[erlang-questions] question re. message delivery

Miles Fidelman mfidelman@REDACTED
Tue Sep 26 20:31:17 CEST 2017


On 9/26/17 11:25 AM, Oliver Korpilla wrote:

> Hello, Miles.
>
> Not sure if that is the best example.
>
> Trusting blindly in delivery order can cause problems, so financial transactions could for example handled by doing transactions on Mnesia. These transactions should have checks within them that abort the transaction if it cannot be applied. Also, the system does not rely on the arrival of messages, only that each query is responsible for doing its own checking - like disallowing account balances below zero and hence rejecting (or flagging) such a transaction.

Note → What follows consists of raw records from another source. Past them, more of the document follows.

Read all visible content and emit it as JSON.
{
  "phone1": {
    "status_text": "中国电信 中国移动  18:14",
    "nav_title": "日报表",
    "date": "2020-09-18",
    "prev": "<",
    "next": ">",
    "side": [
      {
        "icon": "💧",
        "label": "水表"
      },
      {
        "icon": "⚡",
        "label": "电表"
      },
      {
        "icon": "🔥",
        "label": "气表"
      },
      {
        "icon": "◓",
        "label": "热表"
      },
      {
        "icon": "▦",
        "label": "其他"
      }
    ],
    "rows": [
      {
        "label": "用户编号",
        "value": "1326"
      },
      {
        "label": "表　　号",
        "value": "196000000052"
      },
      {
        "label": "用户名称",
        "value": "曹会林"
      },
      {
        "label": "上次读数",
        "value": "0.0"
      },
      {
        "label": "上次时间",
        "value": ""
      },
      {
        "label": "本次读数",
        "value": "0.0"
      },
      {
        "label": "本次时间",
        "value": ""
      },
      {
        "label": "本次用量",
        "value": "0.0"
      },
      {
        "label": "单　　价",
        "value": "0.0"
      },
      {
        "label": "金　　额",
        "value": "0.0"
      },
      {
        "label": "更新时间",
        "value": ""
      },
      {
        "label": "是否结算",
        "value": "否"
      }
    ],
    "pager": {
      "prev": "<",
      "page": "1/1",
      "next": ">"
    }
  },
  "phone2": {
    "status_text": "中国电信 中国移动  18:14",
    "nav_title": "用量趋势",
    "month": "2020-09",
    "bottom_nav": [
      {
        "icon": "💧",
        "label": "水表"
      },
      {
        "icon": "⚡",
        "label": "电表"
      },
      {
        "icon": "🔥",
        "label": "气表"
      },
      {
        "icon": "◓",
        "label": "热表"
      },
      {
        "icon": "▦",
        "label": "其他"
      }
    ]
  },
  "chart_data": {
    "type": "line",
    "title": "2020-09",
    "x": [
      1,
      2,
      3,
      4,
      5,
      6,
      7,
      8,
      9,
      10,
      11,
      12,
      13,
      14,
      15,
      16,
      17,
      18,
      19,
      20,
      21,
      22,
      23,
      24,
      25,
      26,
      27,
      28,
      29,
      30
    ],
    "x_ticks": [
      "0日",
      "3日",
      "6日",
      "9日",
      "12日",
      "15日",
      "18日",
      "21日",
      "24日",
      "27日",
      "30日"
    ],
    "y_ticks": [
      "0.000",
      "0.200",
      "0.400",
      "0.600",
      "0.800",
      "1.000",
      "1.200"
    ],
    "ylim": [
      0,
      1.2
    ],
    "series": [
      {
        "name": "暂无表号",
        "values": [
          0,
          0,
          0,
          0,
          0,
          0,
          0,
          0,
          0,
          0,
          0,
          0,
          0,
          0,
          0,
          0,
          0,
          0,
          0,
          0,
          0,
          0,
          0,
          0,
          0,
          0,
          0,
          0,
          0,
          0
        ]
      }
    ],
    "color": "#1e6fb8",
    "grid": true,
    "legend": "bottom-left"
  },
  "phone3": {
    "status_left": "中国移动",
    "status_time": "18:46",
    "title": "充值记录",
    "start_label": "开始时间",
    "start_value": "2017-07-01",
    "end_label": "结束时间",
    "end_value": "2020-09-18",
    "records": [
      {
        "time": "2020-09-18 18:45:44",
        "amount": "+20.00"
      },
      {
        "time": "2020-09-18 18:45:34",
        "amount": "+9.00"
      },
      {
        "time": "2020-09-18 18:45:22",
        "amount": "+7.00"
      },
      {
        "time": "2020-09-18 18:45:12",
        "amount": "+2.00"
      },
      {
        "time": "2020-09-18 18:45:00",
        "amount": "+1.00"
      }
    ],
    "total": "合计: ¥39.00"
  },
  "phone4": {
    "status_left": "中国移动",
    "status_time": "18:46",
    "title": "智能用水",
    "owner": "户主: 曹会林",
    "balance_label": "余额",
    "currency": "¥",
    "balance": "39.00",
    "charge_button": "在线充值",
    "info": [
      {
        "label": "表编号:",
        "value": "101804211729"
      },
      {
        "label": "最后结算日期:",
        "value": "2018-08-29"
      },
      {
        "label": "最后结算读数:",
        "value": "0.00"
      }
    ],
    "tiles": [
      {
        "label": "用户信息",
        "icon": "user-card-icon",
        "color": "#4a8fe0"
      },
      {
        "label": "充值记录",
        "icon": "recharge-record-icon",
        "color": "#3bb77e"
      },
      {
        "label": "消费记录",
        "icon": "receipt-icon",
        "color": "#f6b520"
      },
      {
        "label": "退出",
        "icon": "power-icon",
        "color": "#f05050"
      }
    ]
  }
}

Ordering problems can then be solved by retries, for example.
>
> If you start to rely on message order and guaranteed delivery, standard Erlang messaging is not a suitable system. IIRC, RabbitMQ guarantees delivery _if possible_. If you enable this mode every message is cached until its processing is acknowledged. Excuse my lack of specifics or any inaccuracy but I have this info from somebody else demonstrating their distributed system to a group I was in.
>
>
I understand that.  What I'm trying to understand are the specific 
implementation details & behaviors.  As much out of curiosity as 
anything else.

The specific semantics - delivery not guaranteed, in order guaranteed is 
just a bit odd, and begging for clarification.  As is the thinking 
behind it.

Miles

-- 
In theory, there is no difference between theory and practice.